Un generale militare scrive un libro a sue spese pieno dei
luoghi comuni di un secolo fa sul mondo omosessuale. Il ministro lo esclude da
ruoli di coordinamento centrale per la sicurezza militare considerando, questa, un’ingerenza nella sfera del rigore nel ruolo. Una sortita, quella del militare, che esubera dai suoi obblighi di fedeltà e universale
difesa dello Stato. Ed è polemica sulle parole e sulla libertà di esprimerle.
Un cantante mediocre insulta il suo pubblico al festival
della bellezza. Giustamente contestato, poi si scusa e subito dopo l’insulto
diventa un feticcio dei nostri tempi sulla cui facoltà si dovrebbe misurare - sempre - il
grado di libertà dei nostri tempi.
Il festival delle mediocrità che tiene banco nell’informazione trova nel Calcio degna espressione. Un mediocre ex attaccante dell’Inter (incapace a stoppare una palla e colpevole di aver fatto perdere una finale di Coppa dei Campioni alla sua squadra) da due mesi si prende le prime pagine dei quotidiani sportivi per sapere dove andrà a giocare e di sicuro non rimarrà disoccupato come dovrebbe. Come se la continuazione della sua attività pedatoria fosse una necessità per gli appassionati di questo sport.
Sempre nel Calcio, un altro mediocre. Il CT ci fa sapere che se ne va in Arabia con un contratto di trenta miliardi. Abbandona la nazionale, dopo che la nazionale ha avuto molta fiducia e pazienza con lui confermandolo, nonostante l’esclusione dei Mondiali. (Umiliazione dell’Italia calcistica che non può essere equiparata per un torneo d’Europa vinto ai rigori).
Sono fatti ben diversi che hanno in comune non solo l’estate,
quindi la voglia di avere qualcosa da dire non sufficientemente impegnativo.
Hanno in comune il fatto che rischiano di rappresentare i nostri tempi.
Troppi esempi manifesti di mediocrità che trovano un’affermazione
in una sfera di responsabilità dove ci si aspetterebbe un diverso livello di
elaborazione e mitigazione dei conflitti.
E invece siamo perfettamente entrati nell’età di Oltre il
Giardino. Il film interpretato da Peter Sellers in cui si immagina un demente che per circostanze fortunose riesce a diventare il competitore per la carica di presidente degli Stati Uniti.

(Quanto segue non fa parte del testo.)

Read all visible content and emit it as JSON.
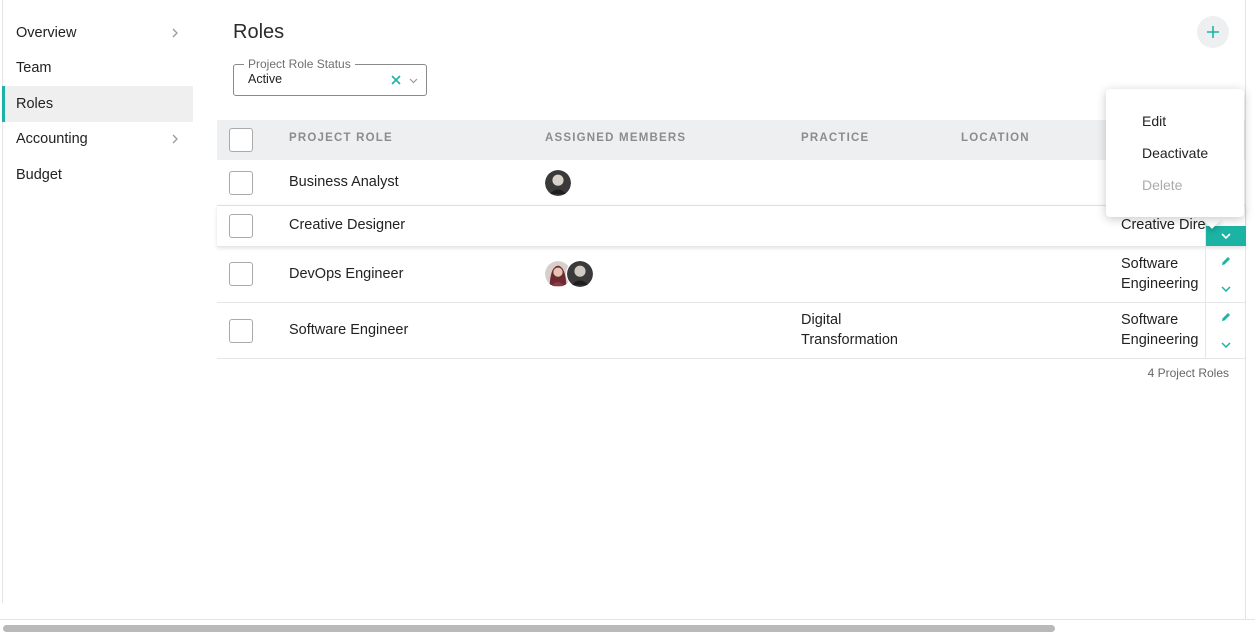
{
  "sidebar": {
    "items": [
      {
        "label": "Overview",
        "has_chevron": true
      },
      {
        "label": "Team",
        "has_chevron": false
      },
      {
        "label": "Roles",
        "has_chevron": false,
        "active": true
      },
      {
        "label": "Accounting",
        "has_chevron": true
      },
      {
        "label": "Budget",
        "has_chevron": false
      }
    ]
  },
  "header": {
    "title": "Roles",
    "add_icon": "plus-icon"
  },
  "filter": {
    "label": "Project Role Status",
    "value": "Active",
    "clear_icon": "close-icon",
    "caret_icon": "chevron-down-icon"
  },
  "table": {
    "columns": [
      "PROJECT ROLE",
      "ASSIGNED MEMBERS",
      "PRACTICE",
      "LOCATION"
    ],
    "rows": [
      {
        "role": "Business Analyst",
        "members": 1,
        "practice": "",
        "location": ""
      },
      {
        "role": "Creative Designer",
        "members": 0,
        "practice": "",
        "location": "Creative Direc"
      },
      {
        "role": "DevOps Engineer",
        "members": 2,
        "practice": "",
        "location_line1": "Software",
        "location_line2": "Engineering"
      },
      {
        "role": "Software Engineer",
        "members": 0,
        "practice_line1": "Digital",
        "practice_line2": "Transformation",
        "location_line1": "Software",
        "location_line2": "Engineering"
      }
    ],
    "footer_count": "4 Project Roles"
  },
  "row_menu": {
    "items": [
      {
        "label": "Edit",
        "enabled": true
      },
      {
        "label": "Deactivate",
        "enabled": true
      },
      {
        "label": "Delete",
        "enabled": false
      }
    ]
  },
  "colors": {
    "accent": "#1bb3a3",
    "header_bg": "#eeeff0",
    "active_nav_bg": "#efeff0"
  }
}
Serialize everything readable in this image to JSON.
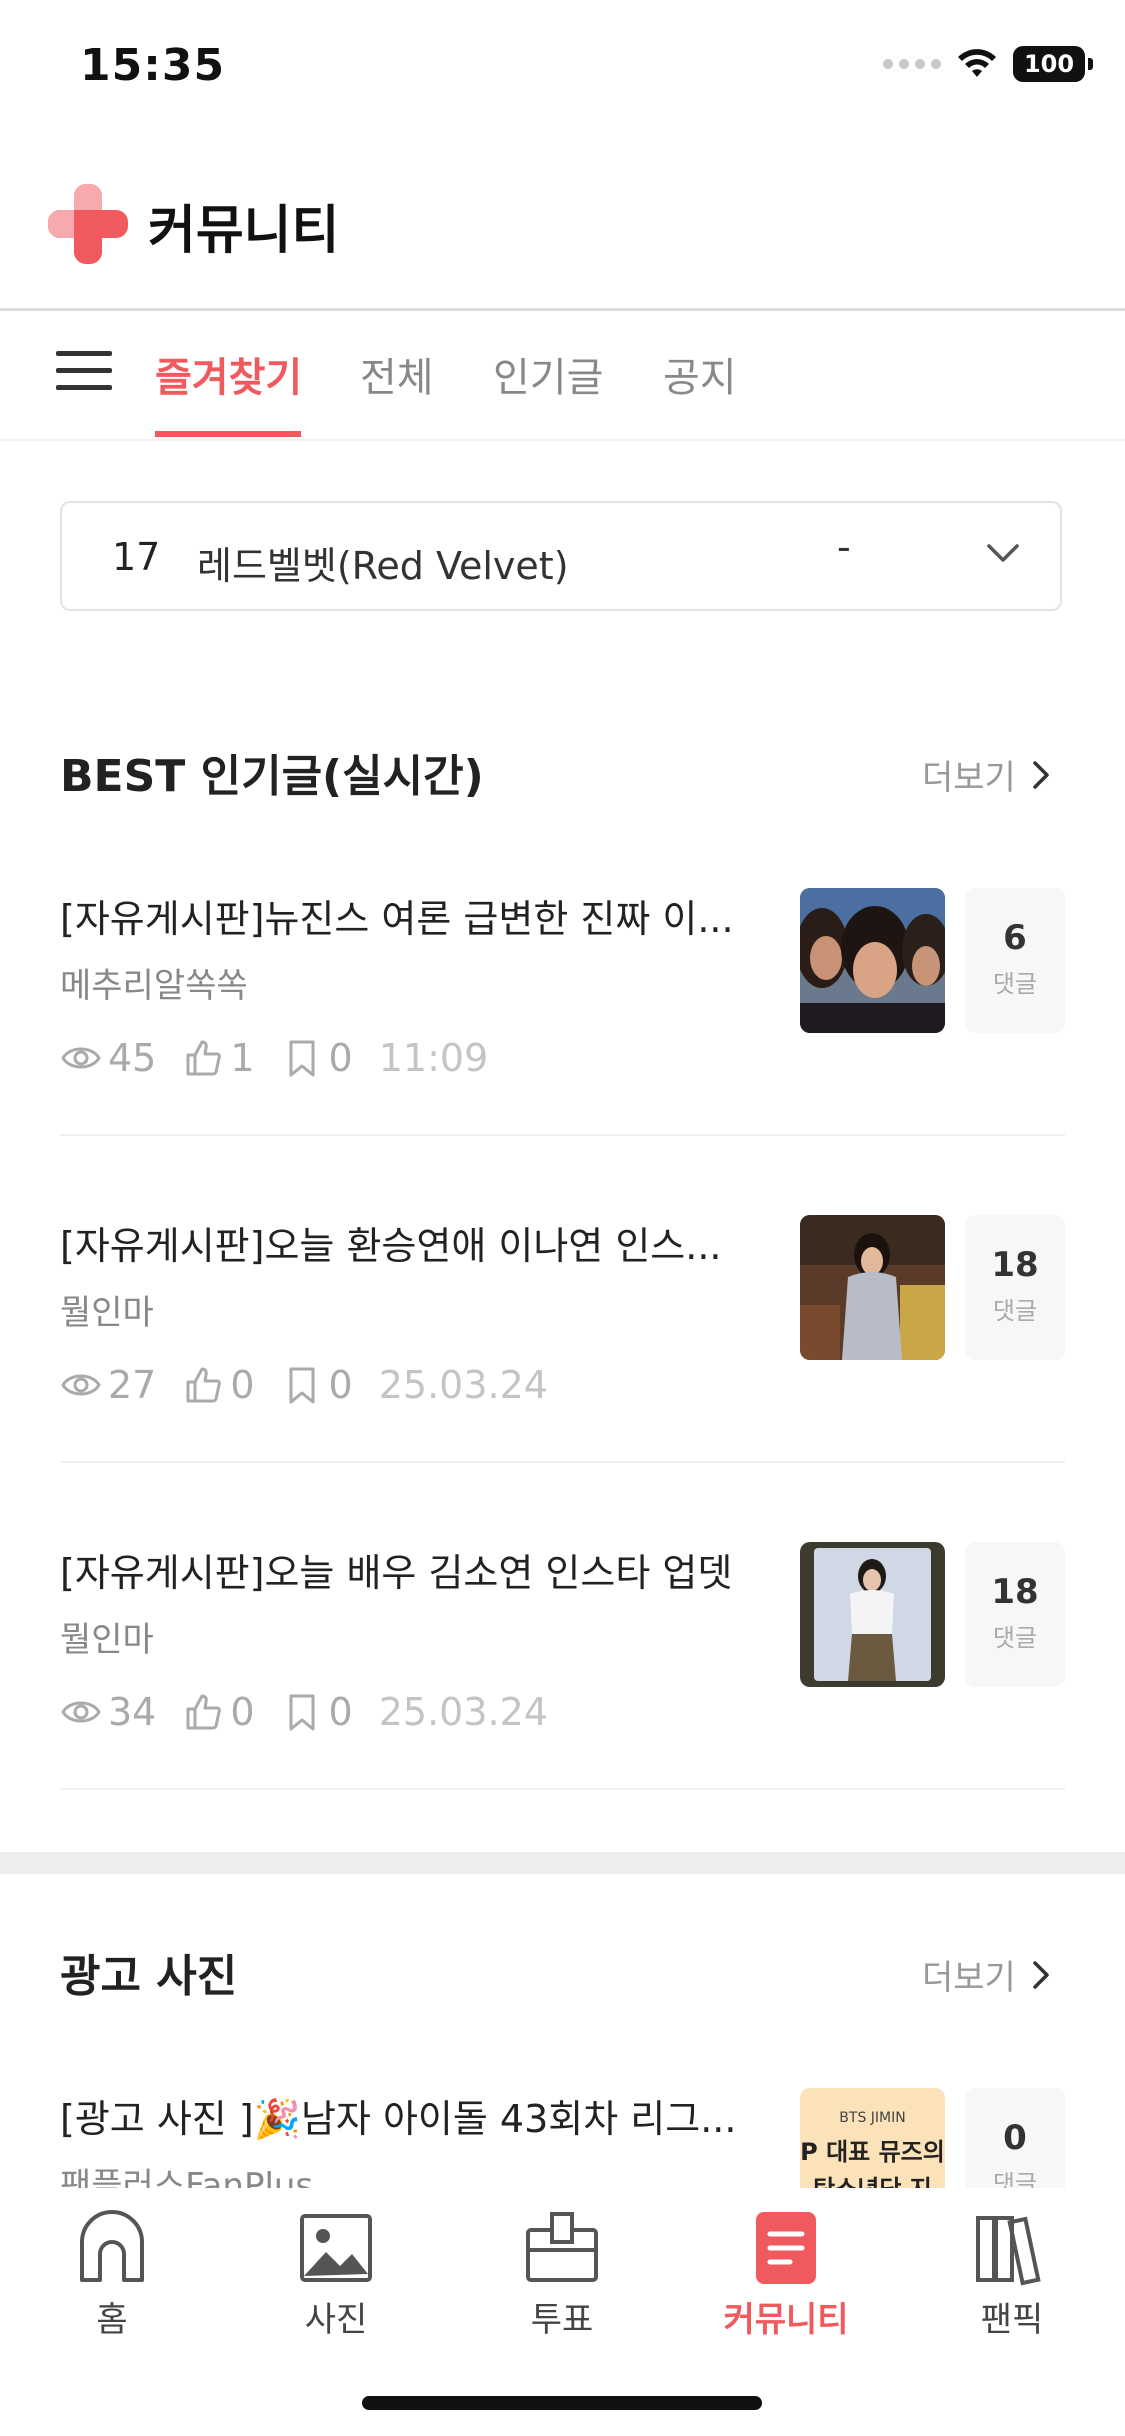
{
  "status_bar": {
    "time": "15:35",
    "battery": "100"
  },
  "header": {
    "title": "커뮤니티"
  },
  "tabs": [
    {
      "label": "즐겨찾기",
      "active": true
    },
    {
      "label": "전체",
      "active": false
    },
    {
      "label": "인기글",
      "active": false
    },
    {
      "label": "공지",
      "active": false
    }
  ],
  "selector": {
    "rank": "17",
    "name": "레드벨벳(Red Velvet)",
    "extra": "-"
  },
  "best_section": {
    "title": "BEST 인기글(실시간)",
    "more": "더보기",
    "posts": [
      {
        "title": "[자유게시판]뉴진스 여론 급변한 진짜 이...",
        "author": "메추리알쏙쏙",
        "views": "45",
        "likes": "1",
        "bookmarks": "0",
        "time": "11:09",
        "comments": "6",
        "comments_label": "댓글"
      },
      {
        "title": "[자유게시판]오늘 환승연애 이나연 인스...",
        "author": "뭘인마",
        "views": "27",
        "likes": "0",
        "bookmarks": "0",
        "time": "25.03.24",
        "comments": "18",
        "comments_label": "댓글"
      },
      {
        "title": "[자유게시판]오늘 배우 김소연 인스타 업뎃",
        "author": "뭘인마",
        "views": "34",
        "likes": "0",
        "bookmarks": "0",
        "time": "25.03.24",
        "comments": "18",
        "comments_label": "댓글"
      }
    ]
  },
  "ad_section": {
    "title": "광고 사진",
    "more": "더보기",
    "posts": [
      {
        "title": "[광고 사진 ]🎉남자 아이돌 43회차 리그...",
        "author": "팬플러스FanPlus",
        "comments": "0",
        "comments_label": "댓글",
        "thumb_text_1": "BTS JIMIN",
        "thumb_text_2": "P 대표 뮤즈의",
        "thumb_text_3": "탄소년단 지"
      }
    ]
  },
  "bottom_nav": [
    {
      "label": "홈",
      "icon": "home-icon"
    },
    {
      "label": "사진",
      "icon": "photo-icon"
    },
    {
      "label": "투표",
      "icon": "vote-icon"
    },
    {
      "label": "커뮤니티",
      "icon": "community-icon",
      "active": true
    },
    {
      "label": "팬픽",
      "icon": "fanfic-icon"
    }
  ],
  "colors": {
    "accent": "#f05a5e",
    "logo_light": "#f7a9ad"
  }
}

Come è possibile che un evidente incapace riesca a tanto? Ce lo dovremo
chiedere e ce lo chiediamo spesso sollecitati dai fatti dei nostri giorni.
La spiegazione potrebbe risiedere nel fatto che l’affermazione
mediatica ha per comodità bisogno di trovare conferma nelle leve di comando. E ciò per
una male interpretata democratizzazione delle decisioni. Il più popolare non
sempre corrisponde a colui che effettivamente verrebbe selezionato dal suo
pubblico se avesse la possibilità di scegliere.

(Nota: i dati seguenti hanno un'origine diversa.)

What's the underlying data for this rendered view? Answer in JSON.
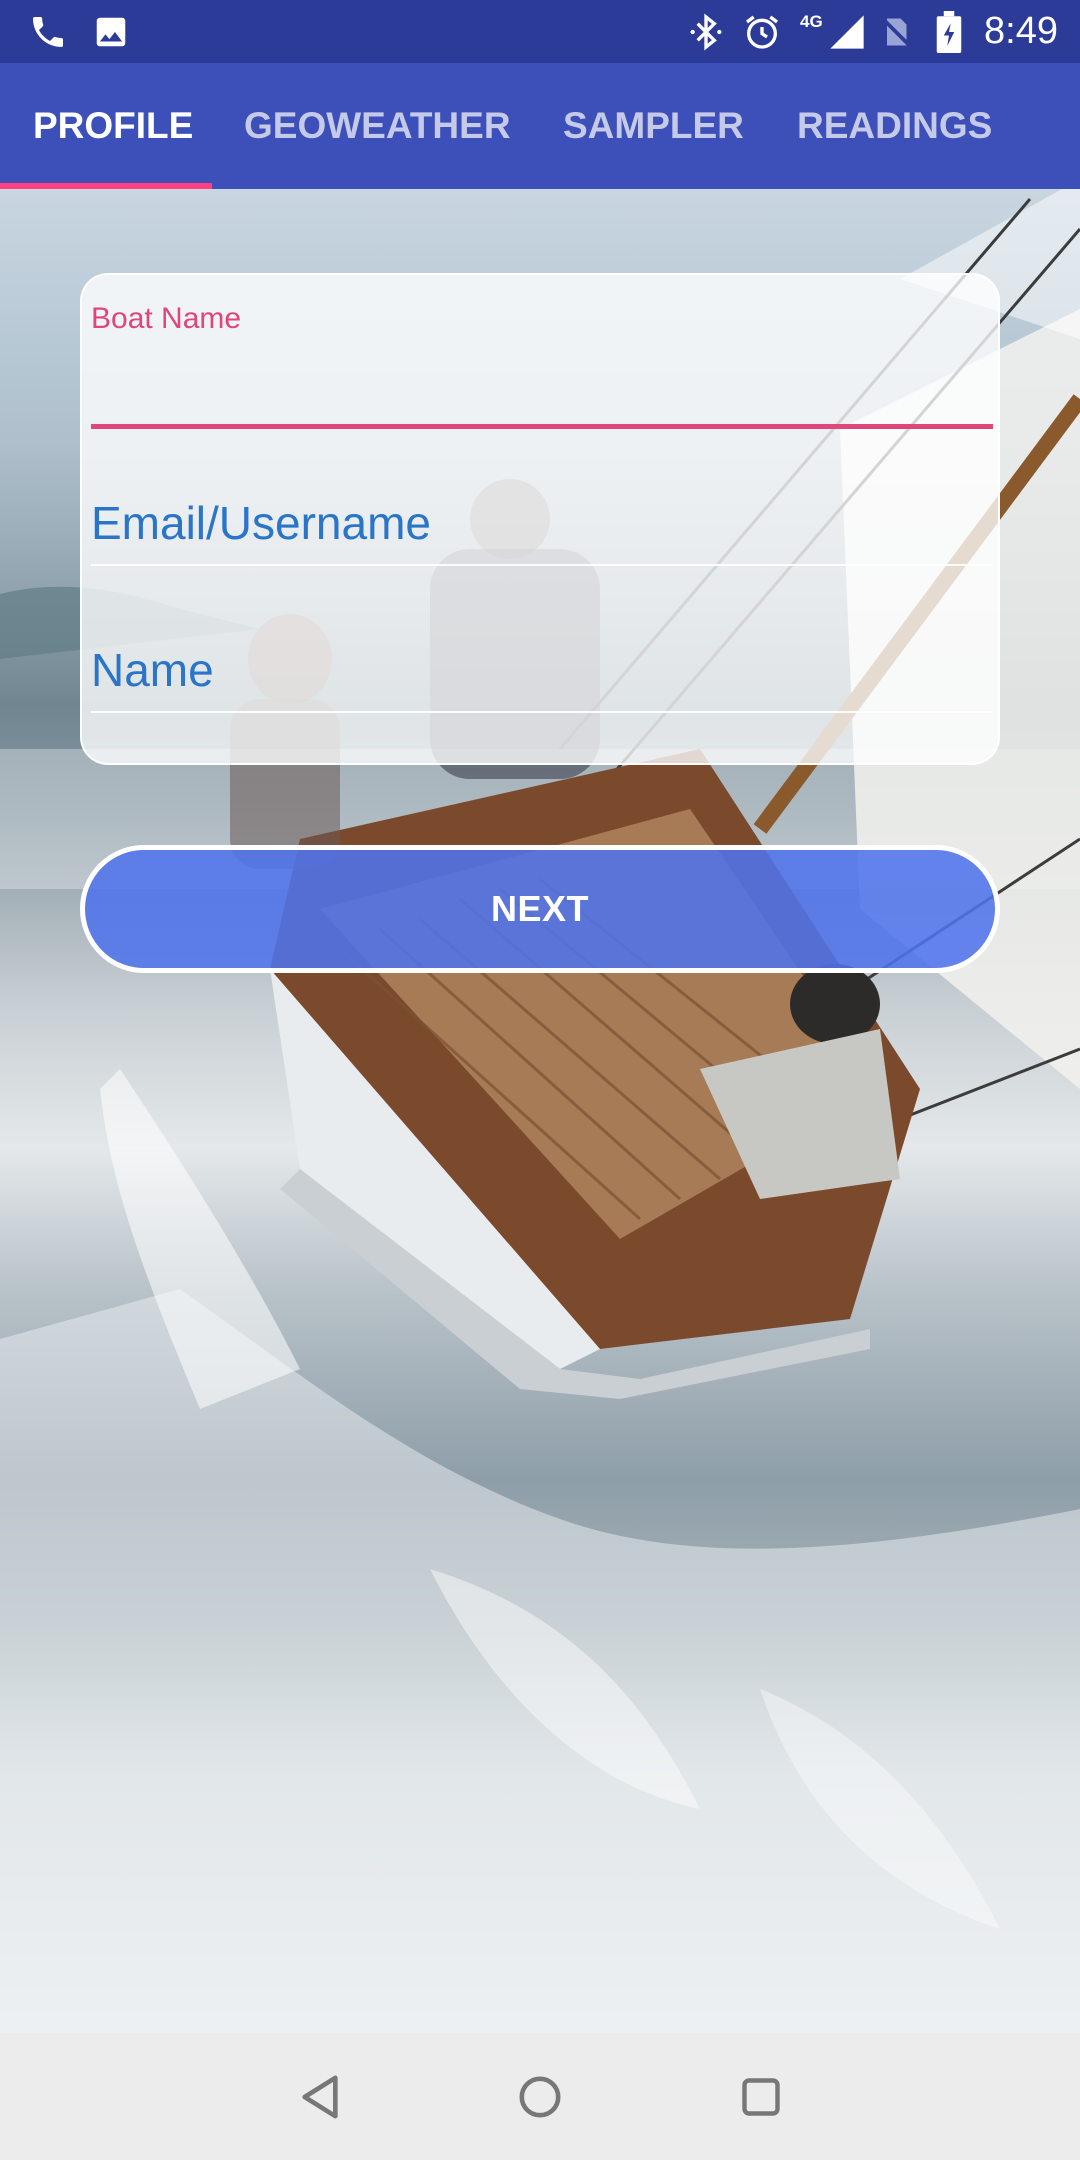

L’individuazione degli esatti profili di questa
fenomenologia in cui trionfa la mediocrità si potrebbero però confondere con lo
stato di accusa della democrazia e degli erronei favori del popolo. Invece dovrebbero essere sempre analizziate le massimizzazioni dei profitti in relazione
ai risultati effettivamente ottenuti.
In ultimo, solo per ultimo, la questione epistemica sul
fondamento della verità nell’espressione di una qualsiasi attività umana. Può
esistere un giudizio condiviso in grado di assegnare valori e ruoli? Oppure il
tutto è suscettibile dalla mutevolezza del momento e solo i favori temporanei
del pubblico hanno legittimità?
La sola risposta possibile guarda ai protagonisti a cui ci
si è riferiti, senza volutamente fare menzioni precise. Loro prendono quel che
arriva dal momentaneo successo e ne godono gli effetti. E altro sembra proprio
non esserci.
Il dubbio invece guarda alla possibilità che risiedano in ben altri luoghi le leve del comando. Chi ne dispone offre al pubblico quel che il pubblico riconosce perché a lui più vicino. Tanto chi conta non conta.